At the same time, Lee said regional economic plans are needed throughout the province to build out populations and economies in rural B.C. that extract and help deliver provincial resources to market. 

“We're connected in this,” he said. “As a provincial government, as a political party, we need to work with municipal partners, regional districts, federal partners for stronger planning to get on same page.”

The BC Liberals will vote on a new leader Feb. 1 to 13, ahead of the next legislative session set to start Feb. 13. Also in the running are MLAs Todd Stone, Michael de Jong, Andrew Wilkinson, and Sam Sullivan, as is former Conservative MP and Surrey mayor Dianne Watts. 

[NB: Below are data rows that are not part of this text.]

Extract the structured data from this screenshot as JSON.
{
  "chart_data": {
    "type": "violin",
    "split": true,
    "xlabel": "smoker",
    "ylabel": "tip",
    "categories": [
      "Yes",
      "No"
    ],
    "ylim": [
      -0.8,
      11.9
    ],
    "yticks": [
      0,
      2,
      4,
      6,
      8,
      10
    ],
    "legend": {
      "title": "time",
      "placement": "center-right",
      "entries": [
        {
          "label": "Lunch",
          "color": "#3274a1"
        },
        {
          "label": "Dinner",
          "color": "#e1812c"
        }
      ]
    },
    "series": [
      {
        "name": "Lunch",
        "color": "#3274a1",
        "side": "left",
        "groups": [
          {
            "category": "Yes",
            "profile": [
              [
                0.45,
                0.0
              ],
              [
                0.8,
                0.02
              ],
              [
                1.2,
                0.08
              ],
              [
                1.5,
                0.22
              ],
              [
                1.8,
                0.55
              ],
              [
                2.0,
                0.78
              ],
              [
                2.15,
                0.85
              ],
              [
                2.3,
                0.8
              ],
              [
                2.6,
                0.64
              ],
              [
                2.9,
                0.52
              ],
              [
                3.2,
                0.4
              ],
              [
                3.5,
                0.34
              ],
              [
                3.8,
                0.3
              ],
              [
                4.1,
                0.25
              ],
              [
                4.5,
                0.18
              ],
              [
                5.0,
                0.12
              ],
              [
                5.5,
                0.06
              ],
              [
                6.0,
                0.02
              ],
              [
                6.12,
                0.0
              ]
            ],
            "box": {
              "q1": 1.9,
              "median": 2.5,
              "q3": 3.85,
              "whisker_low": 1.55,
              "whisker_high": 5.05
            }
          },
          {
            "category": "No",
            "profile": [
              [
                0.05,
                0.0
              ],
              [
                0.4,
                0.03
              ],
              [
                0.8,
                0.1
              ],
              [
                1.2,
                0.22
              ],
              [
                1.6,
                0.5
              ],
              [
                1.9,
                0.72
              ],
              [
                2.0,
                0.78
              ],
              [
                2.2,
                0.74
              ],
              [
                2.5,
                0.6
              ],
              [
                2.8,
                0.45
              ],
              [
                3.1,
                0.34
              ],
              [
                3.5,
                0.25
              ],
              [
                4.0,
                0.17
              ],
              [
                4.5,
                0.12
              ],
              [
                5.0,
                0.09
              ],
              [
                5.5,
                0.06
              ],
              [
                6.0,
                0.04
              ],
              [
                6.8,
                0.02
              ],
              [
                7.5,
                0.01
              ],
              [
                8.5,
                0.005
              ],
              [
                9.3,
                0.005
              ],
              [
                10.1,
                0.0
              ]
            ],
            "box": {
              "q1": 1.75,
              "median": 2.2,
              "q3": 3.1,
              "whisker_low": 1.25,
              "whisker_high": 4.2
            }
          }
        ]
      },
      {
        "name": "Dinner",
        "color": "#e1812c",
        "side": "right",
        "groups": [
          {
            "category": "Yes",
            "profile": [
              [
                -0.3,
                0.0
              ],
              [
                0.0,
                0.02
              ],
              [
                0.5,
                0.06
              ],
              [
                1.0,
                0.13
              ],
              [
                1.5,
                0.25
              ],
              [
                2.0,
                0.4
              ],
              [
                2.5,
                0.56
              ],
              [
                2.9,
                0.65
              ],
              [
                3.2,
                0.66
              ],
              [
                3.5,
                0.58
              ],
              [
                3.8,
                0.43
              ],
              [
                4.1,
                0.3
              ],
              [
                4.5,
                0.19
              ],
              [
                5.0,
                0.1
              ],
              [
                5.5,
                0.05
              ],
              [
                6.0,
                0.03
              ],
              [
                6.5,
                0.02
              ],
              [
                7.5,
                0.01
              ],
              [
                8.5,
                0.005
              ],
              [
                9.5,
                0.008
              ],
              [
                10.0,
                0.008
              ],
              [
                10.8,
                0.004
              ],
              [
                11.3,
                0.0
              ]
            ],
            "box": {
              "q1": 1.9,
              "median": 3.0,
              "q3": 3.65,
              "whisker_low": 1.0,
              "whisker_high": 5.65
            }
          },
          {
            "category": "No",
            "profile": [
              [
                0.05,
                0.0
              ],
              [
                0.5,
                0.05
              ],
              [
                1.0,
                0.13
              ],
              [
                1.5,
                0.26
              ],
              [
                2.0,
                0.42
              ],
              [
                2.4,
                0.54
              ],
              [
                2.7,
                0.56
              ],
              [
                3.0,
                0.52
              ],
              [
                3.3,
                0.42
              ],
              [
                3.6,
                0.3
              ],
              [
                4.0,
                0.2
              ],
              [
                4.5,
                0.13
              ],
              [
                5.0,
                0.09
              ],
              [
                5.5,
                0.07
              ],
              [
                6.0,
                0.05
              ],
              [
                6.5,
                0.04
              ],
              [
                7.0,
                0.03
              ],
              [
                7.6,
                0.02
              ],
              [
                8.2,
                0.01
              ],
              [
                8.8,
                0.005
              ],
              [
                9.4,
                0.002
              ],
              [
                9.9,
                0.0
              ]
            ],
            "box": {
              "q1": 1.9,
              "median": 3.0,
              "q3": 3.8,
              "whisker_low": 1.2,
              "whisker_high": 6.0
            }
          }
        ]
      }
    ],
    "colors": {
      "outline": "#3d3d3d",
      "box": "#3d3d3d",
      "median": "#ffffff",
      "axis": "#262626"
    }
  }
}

Peace River North and South Liberal MLAs Dan Davies and Mike Bernier have endorsed de Jong, the former finance minister.

On Site C

“I'm in favour of Site C. I believe that Site C is more than just about jobs. Those are important, and the 2,200 jobs that were at stake, that was important. But it's also about clean, renewable power for generations to come. We need to continue to support that. In terms of resource extraction in this province, we have an advantage in this province and that is the hydroelectric system. We need to further that as we continue to look at ways to lower our carbon footprint."

On natural gas

"We're strong here, in terms of the Horn River and Montney reserves. The opportunities we have in the province we need to continue as a province to support that build out."

On forestry

"Forestry has been through some interesting cycles here, challenges with the pine beetle, forest fires, the current status with NAFTA, softwood lumber negotiations. We need to continue to support that industry though in ways that bring more value added products to our wood as it’s getting shipped out of Prince Rupert or otherwise. I think there are opportunities there. I see those opportunities within the Asia Pacific as well."

On agriculture

"We need to raise our agriculture spending to meet the national average. British Columbia is below the national average even in terms of how much as a provincial government we spend on agriculture. We need to promote more marketing, the innovation, in terms of new breeds of tree fruits, for example, and modern management. I believe as a province we should be spending more money on agriculture to support that industry, and iv'e said in my platform it's going to be about $100 million over five years to do that."

On technology

"I think technology is in the resource industry, in terms of new ways of doing things. There's a real strength there. I used to be the chair of the UBC alumni board and I recognize the importance of having UBCO in Kelowna, and obviously we have UNBC, we have a network of colleges and universities all over this province. We should be supporting the innovation and research and technology advancement and entrepreneurship through that network. Working with local companies, young people who want to stay in their region, that's another way of getting critical mass, whether its healthcare professionals or young people wanting to build a business."